Para quem teme o caráter inflamável de uma acareação entre ACM e o casal, Plácido tranquiliza: “ACM não vai colocar questões pessoais na mesa. Se fizer isso, Adriana pode muito mais. Nem eu conheço detalhes da intimidade entre os dois.” A tática de Plácido e Adriana de falar muito, falar tudo, é ditada pela sobrevivência. E, para garantir a vida do técnico Alan Farias, que sabe muito sobre o grampo e pouco fala, Plácido aconselha: “A única proteção dele seria contar toda a verdade. Se ele continuar calado, pode ser morto.” Se ele resolver falar, a PF vai chegar a um personagem ainda protegido pela sombra: o coronel Christovam Rios de Brito, que estreou no Palácio de Ondina em 1975, quando reinava o governador ACM. De lá para cá, incluindo outros dois mandatos de Antônio Carlos e seus afilhados César Borges, Otto Alencar e Paulo Souto, o coronel Rios foi o poderoso chefe da Casa Militar. “Ele é intocável e peça-chave no esquema dos grampos na Bahia”, acusa Geddel. “Apesar de tudo o que aconteceu, meu telefone segue grampeado.
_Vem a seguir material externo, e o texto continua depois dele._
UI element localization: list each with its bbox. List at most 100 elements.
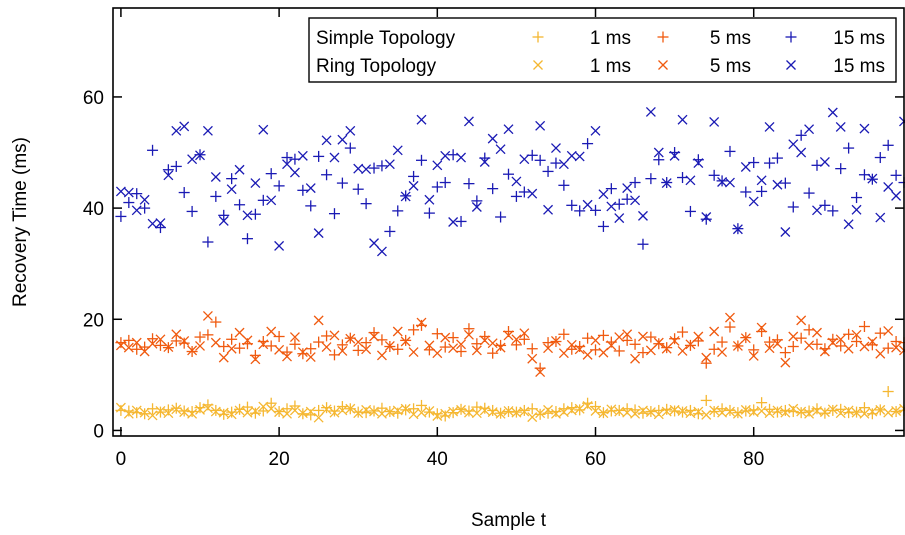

O coronel Rios comanda o processo de grampos da Banda B. Continua tudo igual na Bahia”, acusa Plácido.

PT PEDE PROCESSO CONTRA ACM

A semana acabou mal para Antônio Carlos Magalhães. Numa reunião no final da tarde da quinta-feira 27, a bancada do PT no Senado resolveu sair da toca. Dez dos 14 senadores do partido encaminharam ao presidente do Senado, José Sarney (PMDB), e ao presidente do Conselho de Ética, Juvêncio da Fonseca (PMDB), o pedido formal para abertura do processo de cassação contra o cacique baiano. O pedido é encabeçado pelo líder do governo no Senado, Aloízio Mercadante, e pelo líder petista Tião Viana. Os dois, mais a senadora Heloisa Helena (AL), depois de lerem a reportagem “Confissões de ACM”, publicada na edição 1743 de ISTOÉ, conversaram com os jornalistas Luiz Cláudio Cunha e Weiller Diniz, autores da matéria, e decidiram convocar uma reunião da bancada. Os senadores do PT estão convencidos de que
já há indícios envolvendo ACM. Agora, o presidente do Conselho
terá de indicar um relator e iniciar as providências para ouvir testemunhas e solicitar outras diligências. Ainda na quinta-feira 27,
o procurador-geral da República, Geraldo Brindeiro, apresentou a denúncia contra ACM, o deputado José Roberto Arruda e a servidora Regina Borges pela participação na violação do painel eletrônico do Senado, ocorrida em 2000. Arruda e ACM renunciaram para evitar
a cassação e a perda dos direitos políticos. “A renúncia evidencia indício da prática criminosa, possivelmente perpetrada pelos denunciados Antônio Carlos Magalhães e José Roberto Arruda”, concluiu Brindeiro em seu parecer, que irá agora para análise da ministra Ellen Gracie, do Supremo Tribunal Federal.